The Navy has stepped away from a controversial plan — at least for now — to blanket the historic Ford Island runway in photovoltaic panels, a new environmental assessment reveals.
Instead of covering 28 acres of runway with 60,000 PV panels and surrounding it with a 7-foot fence, the latest Navy plan calls for 50,000 panels on nearby fallow land on Waipio Peninsula.
The photovoltaics are part of a massive solar power project undertaken at Army, Navy, Air Force and Marine Corps bases on Oahu and Kauai.
The Hawaii Joint Services Solar Power Generation effort would be constructed at 85 sites, providing between 7 and 56 megawatts of power — an amount representing 2 percent to 16 percent of the total power consumption at the installations.
Sixty-eight of the systems would be mounted on existing roofs, 12 on structures above parking lots and five on the ground.
Naval Facilities Engineering Command Pacific, which is overseeing the project for all the services, awarded in 2011 a $500 million maximum, indefinite-delivery, indefinite-quantity, multiple-award contract to Island Pacific Energy LLC of Honolulu, Pacific Energy Solutions LLC of Honolulu and Photon Finance LLC of Mountain View, Calif., for purchase of reliable, locally generated power from solar systems at Hawaii military installations.
At this point, the Navy is in a public comment period for the final environmental assessment. Documents can be downloaded at www.dodhawaiisolarea.org.
This comment period runs through June 24. Subject to consideration of comments received during the review, the Navy said it anticipates awarding the contract late this year.
The Navy said the solar power systems will be financed, constructed, owned, operated, maintained and repaired by the companies awarded a contract.
Hawaiian Electric Co. on Oahu and Kauai Island Utility Co. generate more than 90 percent of the electricity sold to the Defense Department by burning fossil fuels.
Congressional and Defense Department mandates require the use of renewable energy and a reduction in dependence on foreign fossil fuels.
Hawaii has an average energy cost in the range of 35 cents a kilowatt-hour — almost three times the national average of 12.7 cents, the environmental assessment said.
The rates, the highest in the nation, have been increasing about 6 percent per year through the past two decades, the report said.
The Navy also is negotiating the operation and maintenance of two multi-fuel power plants at Joint Base Pearl Harbor-Hickam and at the Kaneohe Bay Marine Corps base.
Photovoltaics would be placed at locations including Schofield Barracks and its East Range, Wheeler Army Airfield, Joint Base Pearl Harbor-Hickam, the Marine Corps base, Puuloa Range Training Facility and, on Kauai, the Pacific Missile Range Facility.
The Waipio Peninsula site, between Waipio Point Access Road and the Middle Loch shoreline and part of Pearl Harbor, would be the biggest at 42 acres, followed by 5.5 acres at Ulupau foothill at the Marine Corps base.
Before the selection of Waipio, the Navy had wanted to cover the Ford Island runway with photovoltaics.
However, the adjacent Pacific Aviation Museum Pearl Harbor and some environmental groups opposed the plan.
An Internet campaign was organized to gather signatures opposing PV on the runway.
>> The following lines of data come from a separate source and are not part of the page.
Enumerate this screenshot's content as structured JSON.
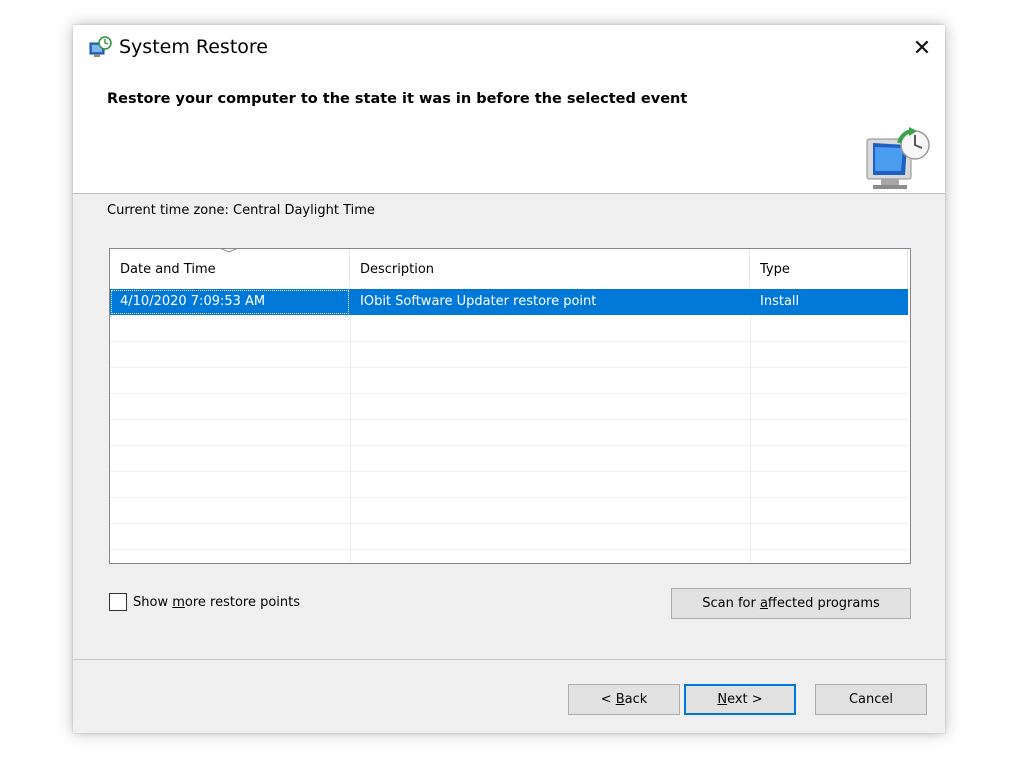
{
  "window": {
    "title": "System Restore",
    "close_glyph": "✕",
    "icon": "system-restore-icon"
  },
  "header": {
    "heading": "Restore your computer to the state it was in before the selected event",
    "icon": "monitor-restore-icon"
  },
  "timezone": {
    "label": "Current time zone: Central Daylight Time"
  },
  "list": {
    "columns": [
      "Date and Time",
      "Description",
      "Type"
    ],
    "sort_indicator": "﹀",
    "rows": [
      {
        "date": "4/10/2020 7:09:53 AM",
        "description": "IObit Software Updater restore point",
        "type": "Install",
        "selected": true
      }
    ]
  },
  "options": {
    "show_more_pre": "Show ",
    "show_more_key": "m",
    "show_more_post": "ore restore points",
    "show_more_checked": false
  },
  "buttons": {
    "scan_pre": "Scan for ",
    "scan_key": "a",
    "scan_post": "ffected programs",
    "back_pre": "< ",
    "back_key": "B",
    "back_post": "ack",
    "next_key": "N",
    "next_post": "ext >",
    "cancel": "Cancel"
  },
  "colors": {
    "selection": "#0078d7",
    "dialog_bg": "#f0f0f0"
  }
}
Retired Gen. Merrill McPeak, a former Air Force chief of staff, called Ford Island and its runway "part of the historic memory of the United States."
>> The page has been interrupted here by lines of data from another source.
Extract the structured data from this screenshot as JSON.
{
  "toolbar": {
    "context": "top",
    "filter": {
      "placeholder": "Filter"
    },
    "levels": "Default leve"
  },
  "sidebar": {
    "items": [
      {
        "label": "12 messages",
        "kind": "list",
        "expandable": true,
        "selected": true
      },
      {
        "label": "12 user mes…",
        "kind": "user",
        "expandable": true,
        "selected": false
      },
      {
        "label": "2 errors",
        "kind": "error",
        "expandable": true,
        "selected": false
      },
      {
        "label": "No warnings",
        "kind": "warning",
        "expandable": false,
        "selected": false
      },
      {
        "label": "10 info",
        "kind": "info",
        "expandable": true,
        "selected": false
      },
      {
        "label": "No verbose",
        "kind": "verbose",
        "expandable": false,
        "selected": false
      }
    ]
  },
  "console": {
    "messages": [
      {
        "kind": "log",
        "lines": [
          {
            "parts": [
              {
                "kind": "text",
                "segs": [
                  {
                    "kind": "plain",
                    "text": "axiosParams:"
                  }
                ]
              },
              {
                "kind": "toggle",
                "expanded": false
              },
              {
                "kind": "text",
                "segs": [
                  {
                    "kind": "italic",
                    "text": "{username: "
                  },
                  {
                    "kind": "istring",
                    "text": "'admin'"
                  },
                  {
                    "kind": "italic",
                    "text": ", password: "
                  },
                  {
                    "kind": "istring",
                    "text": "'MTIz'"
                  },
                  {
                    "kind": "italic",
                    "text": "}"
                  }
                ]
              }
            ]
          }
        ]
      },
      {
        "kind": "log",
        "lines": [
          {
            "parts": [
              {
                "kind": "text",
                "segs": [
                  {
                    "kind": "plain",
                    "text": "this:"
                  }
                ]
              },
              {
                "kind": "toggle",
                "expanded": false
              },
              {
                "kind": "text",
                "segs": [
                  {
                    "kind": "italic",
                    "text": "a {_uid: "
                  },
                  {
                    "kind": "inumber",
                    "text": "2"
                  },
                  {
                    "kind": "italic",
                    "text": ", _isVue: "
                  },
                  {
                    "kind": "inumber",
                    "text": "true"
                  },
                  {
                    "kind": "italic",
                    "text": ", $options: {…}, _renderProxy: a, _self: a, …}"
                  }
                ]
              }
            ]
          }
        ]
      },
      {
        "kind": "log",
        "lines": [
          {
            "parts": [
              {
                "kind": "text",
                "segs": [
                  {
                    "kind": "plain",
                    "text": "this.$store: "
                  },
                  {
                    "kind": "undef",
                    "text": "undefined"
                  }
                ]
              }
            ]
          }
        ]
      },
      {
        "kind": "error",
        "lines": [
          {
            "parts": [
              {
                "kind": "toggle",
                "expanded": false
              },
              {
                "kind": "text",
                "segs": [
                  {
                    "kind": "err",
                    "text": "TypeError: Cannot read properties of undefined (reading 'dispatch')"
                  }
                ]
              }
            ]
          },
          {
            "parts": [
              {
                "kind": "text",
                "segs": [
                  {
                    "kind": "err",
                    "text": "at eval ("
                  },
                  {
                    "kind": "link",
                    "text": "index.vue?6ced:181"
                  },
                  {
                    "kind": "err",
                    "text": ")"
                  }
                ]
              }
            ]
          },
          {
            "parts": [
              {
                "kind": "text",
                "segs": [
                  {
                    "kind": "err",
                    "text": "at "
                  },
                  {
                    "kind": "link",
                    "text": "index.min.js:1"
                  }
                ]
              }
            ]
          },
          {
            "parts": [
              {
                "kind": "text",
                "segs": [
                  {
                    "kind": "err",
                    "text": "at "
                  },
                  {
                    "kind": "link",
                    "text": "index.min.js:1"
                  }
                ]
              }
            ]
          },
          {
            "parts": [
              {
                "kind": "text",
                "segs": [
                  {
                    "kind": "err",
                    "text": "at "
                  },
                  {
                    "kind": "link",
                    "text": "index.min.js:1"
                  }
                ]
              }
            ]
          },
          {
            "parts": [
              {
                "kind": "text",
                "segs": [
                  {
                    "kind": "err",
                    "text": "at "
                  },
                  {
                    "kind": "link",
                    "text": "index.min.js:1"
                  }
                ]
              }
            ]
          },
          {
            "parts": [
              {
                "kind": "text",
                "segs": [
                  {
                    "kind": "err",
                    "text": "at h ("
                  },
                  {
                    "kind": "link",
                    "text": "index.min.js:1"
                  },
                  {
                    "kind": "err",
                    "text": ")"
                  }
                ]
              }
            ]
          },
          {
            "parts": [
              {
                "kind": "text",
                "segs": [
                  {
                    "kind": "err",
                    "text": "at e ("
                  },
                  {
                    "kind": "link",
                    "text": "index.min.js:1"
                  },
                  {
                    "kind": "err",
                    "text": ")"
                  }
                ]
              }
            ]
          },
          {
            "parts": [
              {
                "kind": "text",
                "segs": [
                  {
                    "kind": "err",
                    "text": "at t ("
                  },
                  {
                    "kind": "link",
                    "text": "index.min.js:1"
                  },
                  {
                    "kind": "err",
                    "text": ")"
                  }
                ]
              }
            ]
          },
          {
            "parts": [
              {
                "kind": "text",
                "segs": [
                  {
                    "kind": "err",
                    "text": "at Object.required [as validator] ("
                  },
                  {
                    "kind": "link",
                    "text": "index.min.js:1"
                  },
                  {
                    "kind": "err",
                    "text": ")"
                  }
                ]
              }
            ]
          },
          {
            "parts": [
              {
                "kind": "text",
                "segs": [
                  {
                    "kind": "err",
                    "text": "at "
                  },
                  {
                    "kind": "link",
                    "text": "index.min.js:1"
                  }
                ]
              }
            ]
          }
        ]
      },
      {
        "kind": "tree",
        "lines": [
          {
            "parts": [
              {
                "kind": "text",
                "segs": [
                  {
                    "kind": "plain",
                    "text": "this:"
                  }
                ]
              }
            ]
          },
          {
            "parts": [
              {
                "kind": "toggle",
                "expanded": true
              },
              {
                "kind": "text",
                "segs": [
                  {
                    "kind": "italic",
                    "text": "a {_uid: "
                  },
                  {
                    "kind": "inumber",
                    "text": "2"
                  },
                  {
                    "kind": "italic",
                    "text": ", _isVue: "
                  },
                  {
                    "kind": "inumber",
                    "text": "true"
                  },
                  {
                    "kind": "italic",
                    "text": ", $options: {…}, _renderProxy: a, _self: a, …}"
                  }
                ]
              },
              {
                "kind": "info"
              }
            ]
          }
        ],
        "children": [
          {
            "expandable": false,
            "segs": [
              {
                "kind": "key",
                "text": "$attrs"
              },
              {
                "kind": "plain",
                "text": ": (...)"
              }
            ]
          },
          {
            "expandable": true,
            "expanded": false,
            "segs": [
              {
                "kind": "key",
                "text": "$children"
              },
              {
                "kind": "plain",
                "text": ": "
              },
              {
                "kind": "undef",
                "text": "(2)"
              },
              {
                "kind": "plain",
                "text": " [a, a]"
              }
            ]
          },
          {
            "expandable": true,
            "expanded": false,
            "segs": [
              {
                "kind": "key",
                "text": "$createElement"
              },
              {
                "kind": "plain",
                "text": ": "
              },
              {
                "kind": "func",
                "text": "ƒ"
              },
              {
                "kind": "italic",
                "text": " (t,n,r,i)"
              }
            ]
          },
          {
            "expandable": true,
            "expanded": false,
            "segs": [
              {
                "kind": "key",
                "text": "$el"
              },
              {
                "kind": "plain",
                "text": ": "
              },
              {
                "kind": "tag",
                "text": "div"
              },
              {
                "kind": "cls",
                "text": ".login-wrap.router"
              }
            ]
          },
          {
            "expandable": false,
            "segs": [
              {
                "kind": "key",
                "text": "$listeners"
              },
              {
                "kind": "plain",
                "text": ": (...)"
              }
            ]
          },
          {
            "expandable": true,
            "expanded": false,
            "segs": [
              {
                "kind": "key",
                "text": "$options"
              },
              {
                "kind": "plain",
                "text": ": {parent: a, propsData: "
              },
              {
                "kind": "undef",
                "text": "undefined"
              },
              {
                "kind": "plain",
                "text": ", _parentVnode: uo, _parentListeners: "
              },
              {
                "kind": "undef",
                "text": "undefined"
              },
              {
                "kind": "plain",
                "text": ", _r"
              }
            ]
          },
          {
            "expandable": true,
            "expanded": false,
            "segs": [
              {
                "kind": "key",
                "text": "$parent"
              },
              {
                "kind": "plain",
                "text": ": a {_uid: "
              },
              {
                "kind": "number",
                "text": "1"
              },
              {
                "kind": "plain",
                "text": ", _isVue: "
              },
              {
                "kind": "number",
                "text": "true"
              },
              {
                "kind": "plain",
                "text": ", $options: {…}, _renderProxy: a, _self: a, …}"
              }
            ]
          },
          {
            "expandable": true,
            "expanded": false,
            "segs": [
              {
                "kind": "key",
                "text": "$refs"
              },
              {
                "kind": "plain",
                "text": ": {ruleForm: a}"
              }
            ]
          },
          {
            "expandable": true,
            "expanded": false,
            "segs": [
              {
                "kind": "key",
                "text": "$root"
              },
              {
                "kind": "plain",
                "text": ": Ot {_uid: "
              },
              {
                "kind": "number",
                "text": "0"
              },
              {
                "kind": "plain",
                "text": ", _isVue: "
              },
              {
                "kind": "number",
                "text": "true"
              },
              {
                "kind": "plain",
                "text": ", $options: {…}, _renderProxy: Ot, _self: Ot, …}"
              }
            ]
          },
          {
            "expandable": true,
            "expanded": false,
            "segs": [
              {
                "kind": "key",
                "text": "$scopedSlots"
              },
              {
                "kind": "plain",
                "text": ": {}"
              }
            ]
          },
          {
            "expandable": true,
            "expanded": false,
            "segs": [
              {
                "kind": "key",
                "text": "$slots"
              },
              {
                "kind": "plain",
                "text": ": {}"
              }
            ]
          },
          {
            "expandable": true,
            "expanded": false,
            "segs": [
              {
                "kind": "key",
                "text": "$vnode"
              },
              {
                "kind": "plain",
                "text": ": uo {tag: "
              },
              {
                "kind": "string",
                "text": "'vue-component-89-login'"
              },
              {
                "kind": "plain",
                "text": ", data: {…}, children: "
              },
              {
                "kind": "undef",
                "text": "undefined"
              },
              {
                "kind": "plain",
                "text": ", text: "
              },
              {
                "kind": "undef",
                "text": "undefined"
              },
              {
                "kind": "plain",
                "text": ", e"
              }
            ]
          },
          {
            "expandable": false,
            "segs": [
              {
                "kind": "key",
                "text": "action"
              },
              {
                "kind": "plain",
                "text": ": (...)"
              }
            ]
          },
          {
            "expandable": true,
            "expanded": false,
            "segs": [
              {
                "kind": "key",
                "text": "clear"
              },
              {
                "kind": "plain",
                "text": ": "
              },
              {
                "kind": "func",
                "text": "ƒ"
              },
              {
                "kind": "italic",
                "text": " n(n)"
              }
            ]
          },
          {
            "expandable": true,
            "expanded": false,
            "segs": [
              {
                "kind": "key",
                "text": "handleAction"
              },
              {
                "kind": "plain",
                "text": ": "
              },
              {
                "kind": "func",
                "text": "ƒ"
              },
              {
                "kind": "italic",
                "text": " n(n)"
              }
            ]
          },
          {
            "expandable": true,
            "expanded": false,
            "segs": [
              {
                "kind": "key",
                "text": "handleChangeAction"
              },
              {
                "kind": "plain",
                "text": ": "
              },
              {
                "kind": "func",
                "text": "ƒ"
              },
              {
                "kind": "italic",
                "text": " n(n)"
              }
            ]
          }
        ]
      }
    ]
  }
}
The National Trust for Historic Preservation said in an April 1 letter that it supported the Waipio siting "as a less harmful alternative to the Ford Island runway site."
The Navy environmental assessment says Waipio is the "preferred" site, and that the Ford Island runway remains as an "alternative" site.
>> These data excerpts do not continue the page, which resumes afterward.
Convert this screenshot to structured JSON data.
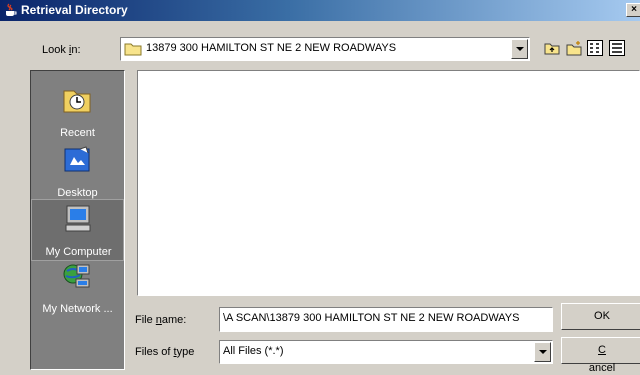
{
  "window": {
    "title": "Retrieval Directory",
    "close_glyph": "×"
  },
  "look_in": {
    "label_before": "Look ",
    "label_accel": "i",
    "label_after": "n:",
    "value": "13879 300 HAMILTON ST NE 2 NEW ROADWAYS"
  },
  "toolbar": {
    "icons": [
      "up-one-level-icon",
      "new-folder-icon",
      "list-view-icon",
      "details-view-icon"
    ]
  },
  "places": [
    {
      "label": "Recent",
      "icon": "recent-clock-icon"
    },
    {
      "label": "Desktop",
      "icon": "desktop-icon"
    },
    {
      "label": "My Computer",
      "icon": "computer-icon"
    },
    {
      "label": "My Network ...",
      "icon": "network-icon"
    }
  ],
  "file_name": {
    "label_before": "File ",
    "label_accel": "n",
    "label_after": "ame:",
    "value": "\\A SCAN\\13879 300 HAMILTON ST NE 2 NEW ROADWAYS"
  },
  "files_of_type": {
    "label_before": "Files of ",
    "label_accel": "t",
    "label_after": "ype",
    "value": "All Files (*.*)"
  },
  "buttons": {
    "ok": "OK",
    "cancel_accel": "C",
    "cancel_rest": "ancel"
  },
  "colors": {
    "title_start": "#0a246a",
    "title_end": "#a6caf0",
    "face": "#d4d0c8",
    "places_bg": "#808080"
  }
}
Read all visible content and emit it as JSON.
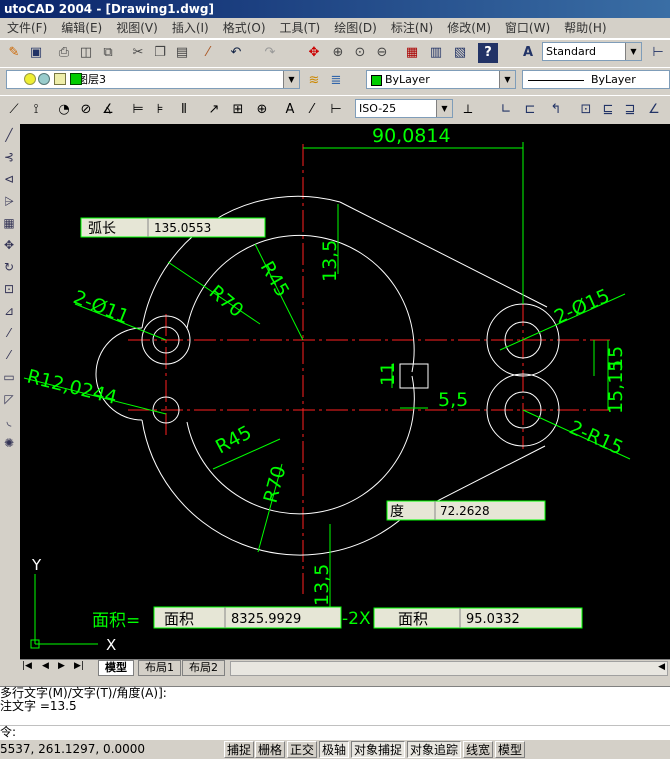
{
  "window": {
    "title": "utoCAD 2004 - [Drawing1.dwg]"
  },
  "menu": [
    "文件(F)",
    "编辑(E)",
    "视图(V)",
    "插入(I)",
    "格式(O)",
    "工具(T)",
    "绘图(D)",
    "标注(N)",
    "修改(M)",
    "窗口(W)",
    "帮助(H)"
  ],
  "toolbar": {
    "text_style": "Standard",
    "layer": "图层3",
    "color": "ByLayer",
    "linetype": "ByLayer",
    "dim_style": "ISO-25"
  },
  "drawing": {
    "dims": {
      "top_width": "90,0814",
      "vert_13_5_top": "13,5",
      "vert_13_5_bottom": "13,5",
      "r70_top": "R70",
      "r45_top": "R45",
      "r45_bottom": "R45",
      "r70_bottom": "R70",
      "holes_small": "2-Ø11",
      "holes_large": "2-Ø15",
      "r12": "R12,0244",
      "r15": "2-R15",
      "d15_15": "15,15",
      "d15": "15",
      "d11": "11",
      "d5_5": "5,5"
    },
    "axis": {
      "y": "Y",
      "x": "X"
    },
    "fields": {
      "arc_label": "弧长",
      "arc_value": "135.0553",
      "angle_label": "度",
      "angle_value": "72.2628",
      "area_prefix": "面积=",
      "area_label": "面积",
      "area_value": "8325.9929",
      "mult": "-2X",
      "area2_label": "面积",
      "area2_value": "95.0332"
    }
  },
  "tabs": [
    "模型",
    "布局1",
    "布局2"
  ],
  "command": {
    "line1": "多行文字(M)/文字(T)/角度(A)]:",
    "line2": "注文字 =13.5",
    "line3": "令:"
  },
  "status": {
    "coords": "5537, 261.1297, 0.0000",
    "buttons": [
      "捕捉",
      "栅格",
      "正交",
      "极轴",
      "对象捕捉",
      "对象追踪",
      "线宽",
      "模型"
    ]
  }
}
The report says the Waipio site, combined with the smaller rooftop and PV structures, will allow the Navy to meet its most immediate renewable energy goals.
"However, unless other technologies become viable in the near future, attainment of mid- and long-term goals will require selection of additional sites for large ground mount arrays," the assessment states.
The Waipio site was part of an amphibious operations base in World War II and then was farmed by the Oahu Sugar Co., which ceased operations in 1995. The site has been fallow since, the Navy said. The service said in the assessment that adjacent land to the west might be suitable for PV expansion.
Much of the 1,412-acre peninsula lies within an explosive safety arc of the West Loch Annex ammunition wharves, where torpedo and missile maintenance takes place, and is therefore largely undeveloped, the Navy said.